California Stuff

CALIFORNIA STUFF….Here in California we’re not just voting for presidential candidates on Tuesday. We’re also voting on a couple of initiatives. So what do I think of them?

From my point of view, there’s an easy one and a hard one. The easy one is Prop 93, which changes our term limits law. Currently, you’re limited to 14 years: three terms (6 years) in the assembly and two terms (8 years) in the senate. The problem with this is that a limit of three terms in the assembly, for example, means that the Speaker of the Assembly never has more than four years of experience before taking over the top spot. This is dumb. The point of a term limits law should be to prevent people from making careers out of a single political office, not doing away with experience altogether.

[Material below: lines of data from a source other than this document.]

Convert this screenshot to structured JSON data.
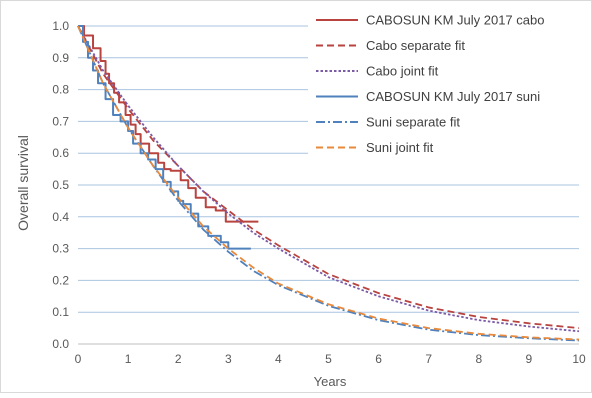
{
  "chart_data": {
    "type": "line",
    "xlabel": "Years",
    "ylabel": "Overall survival",
    "xlim": [
      0,
      10
    ],
    "ylim": [
      0,
      1.0
    ],
    "x_ticks": [
      "0",
      "1",
      "2",
      "3",
      "4",
      "5",
      "6",
      "7",
      "8",
      "9",
      "10"
    ],
    "y_ticks": [
      "0.0",
      "0.1",
      "0.2",
      "0.3",
      "0.4",
      "0.5",
      "0.6",
      "0.7",
      "0.8",
      "0.9",
      "1.0"
    ],
    "grid": "horizontal",
    "legend_position": "top-right",
    "series": [
      {
        "name": "CABOSUN KM July 2017 cabo",
        "style": "solid",
        "color": "#B8433F",
        "kind": "step",
        "x": [
          0,
          0.12,
          0.3,
          0.45,
          0.55,
          0.62,
          0.72,
          0.82,
          0.95,
          1.05,
          1.15,
          1.25,
          1.42,
          1.6,
          1.72,
          1.85,
          2.05,
          2.2,
          2.35,
          2.55,
          2.75,
          2.95,
          3.6
        ],
        "y": [
          1.0,
          0.97,
          0.93,
          0.89,
          0.85,
          0.82,
          0.79,
          0.76,
          0.72,
          0.69,
          0.66,
          0.63,
          0.6,
          0.57,
          0.55,
          0.545,
          0.515,
          0.49,
          0.46,
          0.43,
          0.42,
          0.385,
          0.385
        ]
      },
      {
        "name": "Cabo separate fit",
        "style": "dashed",
        "color": "#B8433F",
        "kind": "curve",
        "x": [
          0,
          0.5,
          1,
          1.5,
          2,
          2.5,
          3,
          3.5,
          4,
          5,
          6,
          7,
          8,
          9,
          10
        ],
        "y": [
          1.0,
          0.85,
          0.74,
          0.64,
          0.56,
          0.48,
          0.42,
          0.36,
          0.31,
          0.22,
          0.16,
          0.115,
          0.085,
          0.065,
          0.05
        ]
      },
      {
        "name": "Cabo joint fit",
        "style": "dotted",
        "color": "#7B5BA6",
        "kind": "curve",
        "x": [
          0,
          0.5,
          1,
          1.5,
          2,
          2.5,
          3,
          3.5,
          4,
          5,
          6,
          7,
          8,
          9,
          10
        ],
        "y": [
          1.0,
          0.86,
          0.75,
          0.65,
          0.56,
          0.48,
          0.41,
          0.35,
          0.3,
          0.21,
          0.15,
          0.105,
          0.075,
          0.055,
          0.04
        ]
      },
      {
        "name": "CABOSUN KM July 2017  suni",
        "style": "solid",
        "color": "#4F81BD",
        "kind": "step",
        "x": [
          0,
          0.1,
          0.2,
          0.3,
          0.4,
          0.55,
          0.7,
          0.85,
          1.0,
          1.1,
          1.25,
          1.4,
          1.55,
          1.7,
          1.85,
          2.0,
          2.1,
          2.25,
          2.4,
          2.6,
          2.85,
          3.0,
          3.45
        ],
        "y": [
          1.0,
          0.95,
          0.9,
          0.86,
          0.82,
          0.77,
          0.72,
          0.7,
          0.67,
          0.63,
          0.6,
          0.58,
          0.55,
          0.51,
          0.48,
          0.45,
          0.44,
          0.41,
          0.37,
          0.34,
          0.32,
          0.3,
          0.3
        ]
      },
      {
        "name": "Suni separate fit",
        "style": "dashdot",
        "color": "#4F81BD",
        "kind": "curve",
        "x": [
          0,
          0.5,
          1,
          1.5,
          2,
          2.5,
          3,
          3.5,
          4,
          5,
          6,
          7,
          8,
          9,
          10
        ],
        "y": [
          1.0,
          0.82,
          0.68,
          0.56,
          0.45,
          0.36,
          0.29,
          0.23,
          0.185,
          0.12,
          0.075,
          0.045,
          0.028,
          0.018,
          0.011
        ]
      },
      {
        "name": "Suni joint fit",
        "style": "dashed",
        "color": "#E8893B",
        "kind": "curve",
        "x": [
          0,
          0.5,
          1,
          1.5,
          2,
          2.5,
          3,
          3.5,
          4,
          5,
          6,
          7,
          8,
          9,
          10
        ],
        "y": [
          1.0,
          0.82,
          0.68,
          0.56,
          0.46,
          0.37,
          0.3,
          0.24,
          0.19,
          0.125,
          0.08,
          0.05,
          0.032,
          0.021,
          0.014
        ]
      }
    ]
  }
}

The new law is simpler: it limits service to 12 years total, in either house. This is how I would have written the law in the first place, and it’s a good compromise between limiting legislative service while still allowing politicians to gain enough experience to know how to run things. This is one of those rare initiatives I’m in favor of.

The harder one is Props 94-97, a series of identical referendums that allows an expansion of slot machine gaming by four California Indian tribes. Basically, though, I don’t have a problem with it. The governor negotiated the deal, the legislature approved it, it would bring in a fair amount of new revenue to the state, and the opposition comes primarily from (a) other gaming interests who don’t want increased competition (Nevada casinos, other tribes, and horse racing interests) and (b) the teachers union, which is unhappy that the additional revenues aren’t specifically earmarked for education. Since I don’t care about increased competition, and I’m actively opposed to earmarking revenue via initiative, their opposition doesn’t carry much water with me. There’s also some opposition from unions, who are unhappy that the tribes refused to accept their collective bargaining terms in the new compacts.

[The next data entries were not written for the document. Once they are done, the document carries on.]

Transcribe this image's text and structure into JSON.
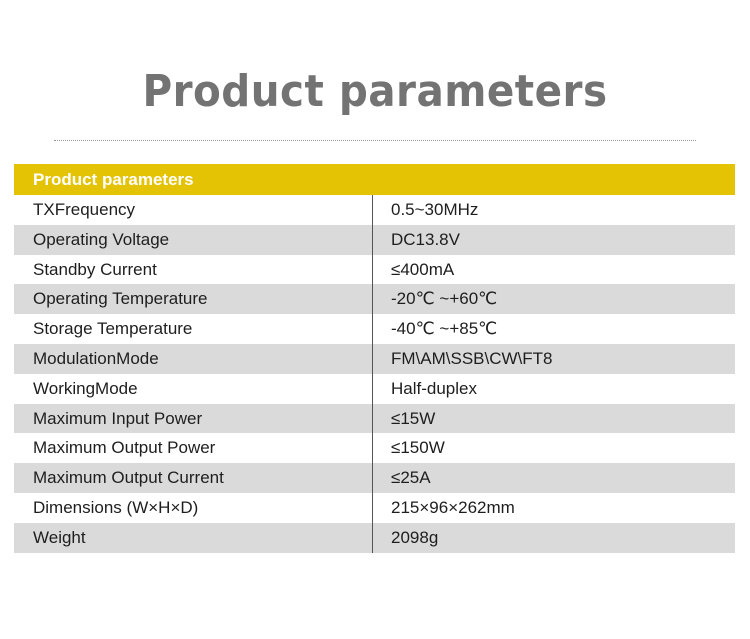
{
  "page_title": "Product parameters",
  "table": {
    "header": "Product parameters",
    "header_color": "#e3c304",
    "rows": [
      {
        "label": "TXFrequency",
        "value": "0.5~30MHz"
      },
      {
        "label": "Operating Voltage",
        "value": "DC13.8V"
      },
      {
        "label": "Standby Current",
        "value": "≤400mA"
      },
      {
        "label": "Operating Temperature",
        "value": "-20℃  ~+60℃"
      },
      {
        "label": "Storage Temperature",
        "value": "-40℃  ~+85℃"
      },
      {
        "label": "ModulationMode",
        "value": "FM\\AM\\SSB\\CW\\FT8"
      },
      {
        "label": "WorkingMode",
        "value": "Half-duplex"
      },
      {
        "label": "Maximum Input Power",
        "value": "≤15W"
      },
      {
        "label": "Maximum Output Power",
        "value": "≤150W"
      },
      {
        "label": "Maximum Output Current",
        "value": "≤25A"
      },
      {
        "label": "Dimensions (W×H×D)",
        "value": "215×96×262mm"
      },
      {
        "label": "Weight",
        "value": "2098g"
      }
    ]
  }
}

But I’m fundamentally in favor of letting the legislature and the governor run the state (which is one of the reasons I default to No on most initiatives), and none of the opposing arguments seems quite strong enough to override the deal as approved by the legislature. Unless I hear something more persuasive in the next few days, I’m inclined to go ahead and vote Yes.

There are also a couple of bond measures on the ballot. On those, I have no particular opinion.

UPDATE: Props 91 and 92 aren’t bond measures. Sorry about that. I wasn’t paying attention. From SteveK in comments:

Prop 91, the transportation initative has been made obsolete by statute. No one, not even the people that qualified it for the ballot, is supporting it.

Prop 92, the community college constitutional ammendment, makes some sense, and remedies historical funding gaps for the CCs, but is just too damn expensive. And it’s one of those crappy initiatives that locks funding percentages in the constitution.